Declararé la guerra a tu Gremio Génesis en el momento en que lo hagas.
—¡Que venga!
¡No tenemos miedo!
—Adán le respondió desafiante.
John observó sus bromas con diversión, pero entonces su rostro se volvió serio:
—¡Atención, los monstruos vienen!
Tan pronto como las palabras salieron de sus labios, un cacofonía de sonidos siseantes, como de insectos, comenzó a resonar desde la densa niebla blanca.
El sonido era irritante, y venía de todas direcciones, subiendo y bajando.
Un segundo después, todos vieron un espectáculo que les envió escalofríos por la espalda.
Innumerables Sombrarreptadores invadieron el área frente a ellos, rodeando al grupo en medio.
Sus afiladas extremidades, parecidas a cuchillos, se agitaban en el aire, listas para la batalla que se avecinaba.
Rápidamente cortaron la blanca niebla frente a ellos.
Innumerables ojos compuestos, brillando con un tono rojo sangre, miraban sin parpadear a la multitud reunida.
Parecía que en cualquier segundo, se lanzarían y destrozarían a todos en pedazos.
—Santo cielo, estos monstruos se ven absolutamente bizarros…
—Voces de quejas resonaron a través de la multitud.
A medida que los Sombrarreptadores aparecieron gradualmente, el resto del grupo también pudo ver la información básica de estos monstruos.
De repente, Adán levantó la vista, sorprendido, —¿Estas cosas realmente vienen del abismo?
¿No decían que el abismo todavía no está abierto y necesita varias actualizaciones más?
¿Cómo es que estamos viendo monstruos del abismo aquí?
—Porque estamos demasiado cerca de la Montaña del Atardecer.
Claramente, el abismo nunca ha cesado su invasión de otras razas, estos monstruos son solo la vanguardia…
—respondió John casualmente.
Adán y Mar Azul intercambiaron miradas.
A pesar del tono indiferente de John, captaron una implicación sorprendentemente profunda.
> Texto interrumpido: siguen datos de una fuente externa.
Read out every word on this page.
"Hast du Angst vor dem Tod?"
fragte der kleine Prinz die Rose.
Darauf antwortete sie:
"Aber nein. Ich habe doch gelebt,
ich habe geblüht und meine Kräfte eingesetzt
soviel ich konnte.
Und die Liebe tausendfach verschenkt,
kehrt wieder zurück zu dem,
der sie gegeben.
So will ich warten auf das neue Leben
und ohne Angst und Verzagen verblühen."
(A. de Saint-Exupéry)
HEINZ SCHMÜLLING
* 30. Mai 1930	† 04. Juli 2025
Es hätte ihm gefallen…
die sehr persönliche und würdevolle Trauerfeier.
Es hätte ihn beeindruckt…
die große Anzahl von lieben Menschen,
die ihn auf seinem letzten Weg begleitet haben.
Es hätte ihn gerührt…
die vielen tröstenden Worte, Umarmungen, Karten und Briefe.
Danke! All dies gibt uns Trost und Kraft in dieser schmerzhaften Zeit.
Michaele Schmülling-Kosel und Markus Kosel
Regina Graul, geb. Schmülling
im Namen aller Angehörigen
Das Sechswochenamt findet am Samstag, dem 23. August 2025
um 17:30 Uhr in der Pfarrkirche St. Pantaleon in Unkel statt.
Es decir, a medida que el juego continúe desarrollándose, podría surgir una guerra a gran escala entre el abismo y las demás razas en las etapas posteriores.
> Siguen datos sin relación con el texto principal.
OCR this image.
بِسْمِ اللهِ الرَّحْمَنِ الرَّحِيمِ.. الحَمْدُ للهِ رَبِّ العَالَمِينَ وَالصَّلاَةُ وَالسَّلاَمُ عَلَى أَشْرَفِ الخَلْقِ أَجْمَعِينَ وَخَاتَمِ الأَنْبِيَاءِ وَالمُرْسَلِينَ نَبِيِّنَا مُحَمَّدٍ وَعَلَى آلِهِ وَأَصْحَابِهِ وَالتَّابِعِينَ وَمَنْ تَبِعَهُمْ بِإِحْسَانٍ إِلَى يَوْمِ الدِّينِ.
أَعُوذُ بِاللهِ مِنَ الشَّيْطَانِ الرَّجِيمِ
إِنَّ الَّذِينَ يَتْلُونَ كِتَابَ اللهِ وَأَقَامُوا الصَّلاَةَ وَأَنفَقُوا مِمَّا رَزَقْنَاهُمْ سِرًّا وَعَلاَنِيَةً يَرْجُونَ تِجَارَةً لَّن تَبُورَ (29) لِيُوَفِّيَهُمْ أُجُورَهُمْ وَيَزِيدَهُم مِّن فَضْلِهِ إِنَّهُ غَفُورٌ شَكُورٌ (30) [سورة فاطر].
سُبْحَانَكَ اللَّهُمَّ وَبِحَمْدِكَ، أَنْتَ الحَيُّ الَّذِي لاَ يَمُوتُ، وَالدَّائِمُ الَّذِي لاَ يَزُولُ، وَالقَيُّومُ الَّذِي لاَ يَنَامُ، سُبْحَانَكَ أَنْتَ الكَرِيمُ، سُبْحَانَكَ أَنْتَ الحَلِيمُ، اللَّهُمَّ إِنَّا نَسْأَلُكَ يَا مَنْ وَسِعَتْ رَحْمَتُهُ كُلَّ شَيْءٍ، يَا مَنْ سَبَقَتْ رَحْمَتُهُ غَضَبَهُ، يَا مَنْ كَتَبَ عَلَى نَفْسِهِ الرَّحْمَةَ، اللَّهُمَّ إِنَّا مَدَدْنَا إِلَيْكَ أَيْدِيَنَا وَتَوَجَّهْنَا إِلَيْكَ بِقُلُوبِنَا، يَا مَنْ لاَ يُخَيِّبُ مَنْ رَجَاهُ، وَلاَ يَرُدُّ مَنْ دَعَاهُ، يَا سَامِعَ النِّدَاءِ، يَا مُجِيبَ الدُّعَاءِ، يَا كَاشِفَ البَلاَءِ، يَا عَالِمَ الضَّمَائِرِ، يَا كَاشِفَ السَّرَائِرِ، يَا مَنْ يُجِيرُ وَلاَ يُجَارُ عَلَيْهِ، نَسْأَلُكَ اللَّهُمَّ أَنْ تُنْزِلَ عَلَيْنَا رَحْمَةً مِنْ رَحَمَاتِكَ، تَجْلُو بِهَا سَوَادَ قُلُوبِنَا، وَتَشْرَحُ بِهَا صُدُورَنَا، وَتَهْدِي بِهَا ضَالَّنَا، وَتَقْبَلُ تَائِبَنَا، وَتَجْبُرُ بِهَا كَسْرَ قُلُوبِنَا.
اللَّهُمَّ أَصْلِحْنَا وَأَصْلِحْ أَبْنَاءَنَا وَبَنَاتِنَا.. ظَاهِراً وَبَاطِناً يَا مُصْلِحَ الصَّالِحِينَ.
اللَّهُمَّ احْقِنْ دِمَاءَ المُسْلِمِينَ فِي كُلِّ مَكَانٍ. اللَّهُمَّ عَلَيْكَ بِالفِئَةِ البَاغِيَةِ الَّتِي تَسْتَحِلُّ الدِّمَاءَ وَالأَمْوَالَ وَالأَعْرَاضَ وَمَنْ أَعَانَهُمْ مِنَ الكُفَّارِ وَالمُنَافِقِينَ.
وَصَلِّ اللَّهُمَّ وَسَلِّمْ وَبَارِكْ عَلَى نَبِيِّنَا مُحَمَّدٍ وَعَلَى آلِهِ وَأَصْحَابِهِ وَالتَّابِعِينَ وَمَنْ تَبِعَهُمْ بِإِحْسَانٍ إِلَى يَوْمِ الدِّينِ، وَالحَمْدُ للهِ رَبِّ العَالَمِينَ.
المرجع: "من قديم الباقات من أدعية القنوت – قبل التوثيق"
Los líderes de estos dos gremios globales entre los diez mejores no estaban asustados en ese momento, sino llenos de anticipación.
Para ellos, la guerra a gran escala era el escenario perfecto para mostrar su fuerza.
Los Sombrarreptadores que los rodeaban, al final, eran monstruos de bajo nivel y baja inteligencia del abismo.
Pronto se les agotó la paciencia.
Un Sombrerastreador emitió un rugido y se lanzó contra la brillante barrera protectora, sus afiladas extremidades cortando ferozmente, creando chispas al contacto con la barrera.
Sin embargo, fue rechazado instantáneamente por la fuerza de la barrera y lanzado hacia atrás sin causar ningún daño.
Este particular Sombrerastreador se estrelló con fuerza contra sus compañeros monstruos, como una chispa que enciende la gasolina.
Casi al mismo tiempo, los otros Sombrarreptadores también se lanzaron contra la barrera protectora.
El asalto de los Sombrarreptadores cubría virtualmente toda la barrera, sus afiladas extremidades golpeando desesperadamente, causando chispas.